Amphibian Declines Linked to Farm Run-Off

According to a Colorado University study, nutrient run-off from farms and ranches is driving frog infections and deformities.© www.colorado.edu

A study by University of Colorado researchers published last week in the journal Proceedings of the National Academy of Sciences shows a definitive link between fertilizer and pesticide run-off from farms and ranches and horrible deformities in frogs. While the findings were derived from experiments on a series of test ponds in Wisconsin, researchers are confident that similar processes are killing off frog populations around the world. A third of the world’s more than 6,000 amphibian species are considered threatened these days, and environmentalists hope that these latest findings will serve as a "smoking gun" in what up until now has been considered a species-loss mystery.

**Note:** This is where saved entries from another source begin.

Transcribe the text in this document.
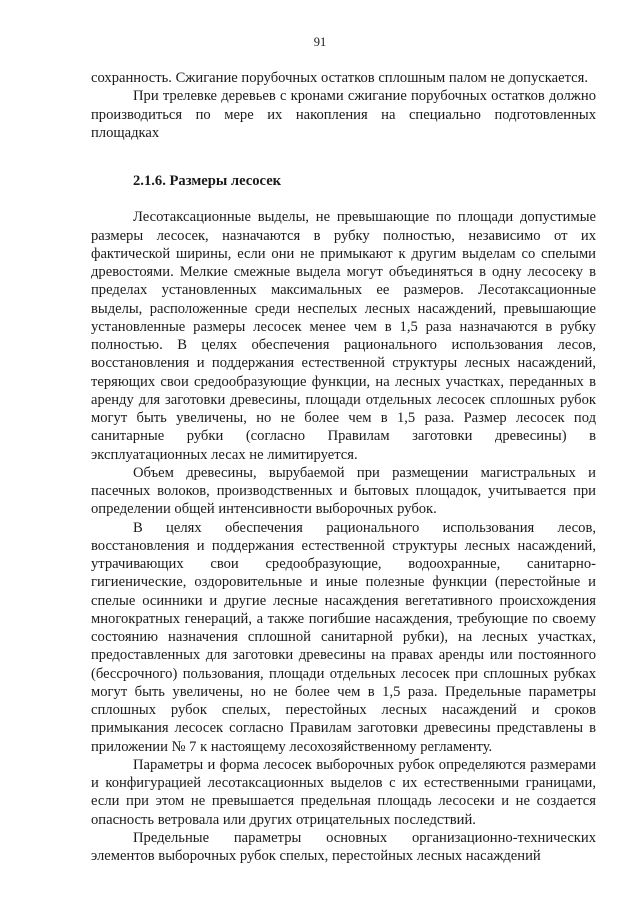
91

сохранность. Сжигание порубочных остатков сплошным палом не допускается.

При трелевке деревьев с кронами сжигание порубочных остатков должно производиться по мере их накопления на специально подготовленных площадках

2.1.6. Размеры лесосек

Лесотаксационные выделы, не превышающие по площади допустимые размеры лесосек, назначаются в рубку полностью, независимо от их фактической ширины, если они не примыкают к другим выделам со спелыми древостоями. Мелкие смежные выдела могут объединяться в одну лесосеку в пределах установленных максимальных ее размеров. Лесотаксационные выделы, расположенные среди неспелых лесных насаждений, превышающие установленные размеры лесосек менее чем в 1,5 раза назначаются в рубку полностью. В целях обеспечения рационального использования лесов, восстановления и поддержания естественной структуры лесных насаждений, теряющих свои средообразующие функции, на лесных участках, переданных в аренду для заготовки древесины, площади отдельных лесосек сплошных рубок могут быть увеличены, но не более чем в 1,5 раза. Размер лесосек под санитарные рубки (согласно Правилам заготовки древесины) в эксплуатационных лесах не лимитируется.

Объем древесины, вырубаемой при размещении магистральных и пасечных волоков, производственных и бытовых площадок, учитывается при определении общей интенсивности выборочных рубок.

В целях обеспечения рационального использования лесов, восстановления и поддержания естественной структуры лесных насаждений, утрачивающих свои средообразующие, водоохранные, санитарно-гигиенические, оздоровительные и иные полезные функции (перестойные и спелые осинники и другие лесные насаждения вегетативного происхождения многократных генераций, а также погибшие насаждения, требующие по своему состоянию назначения сплошной санитарной рубки), на лесных участках, предоставленных для заготовки древесины на правах аренды или постоянного (бессрочного) пользования, площади отдельных лесосек при сплошных рубках могут быть увеличены, но не более чем в 1,5 раза. Предельные параметры сплошных рубок спелых, перестойных лесных насаждений и сроков примыкания лесосек согласно Правилам заготовки древесины представлены в приложении № 7 к настоящему лесохозяйственному регламенту.

Параметры и форма лесосек выборочных рубок определяются размерами и конфигурацией лесотаксационных выделов с их естественными границами, если при этом не превышается предельная площадь лесосеки и не создается опасность ветровала или других отрицательных последствий.

Предельные параметры основных организационно-технических элементов выборочных рубок спелых, перестойных лесных насаждений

While scientists have attributed many amphibian problems to parasitic infections, the study documents how run-off from farms and ranches drives the process by fundamentally altering the ecosystems in the lakes and ponds where frogs live. As explained by Pieter Johnson, an ecologist and evolutionary biologist at the University of Colorado at Boulder who led the study, the chemicals in commonly used fertilizers and pesticides stimulate the growth of algae in waterways, which in turn increases the population of snails. Then microscopic parasitic worms called trematodes infect and kill the snails, using their dead bodies as breeding grounds. This glut of parasites swarms over tadpoles, the water-dwelling larvae of frogs, and burrow at the spots where limbs are developing, forming cysts and causing developmental deformities. In turn, birds and other predators eat the infected, often slow-moving, frogs, spreading the worms back into the ecosystem, perhaps miles away, through defecation.

"This is the first study to show that nutrient enrichment drives the abundance of these parasites, increasing levels of amphibian infection and subsequent malformations," said Johnson. "The research has implications for both worldwide amphibian declines and for a wide array of diseases potentially linked to nutrient pollution, including cholera, malaria, West Nile virus and diseases affecting coral reefs."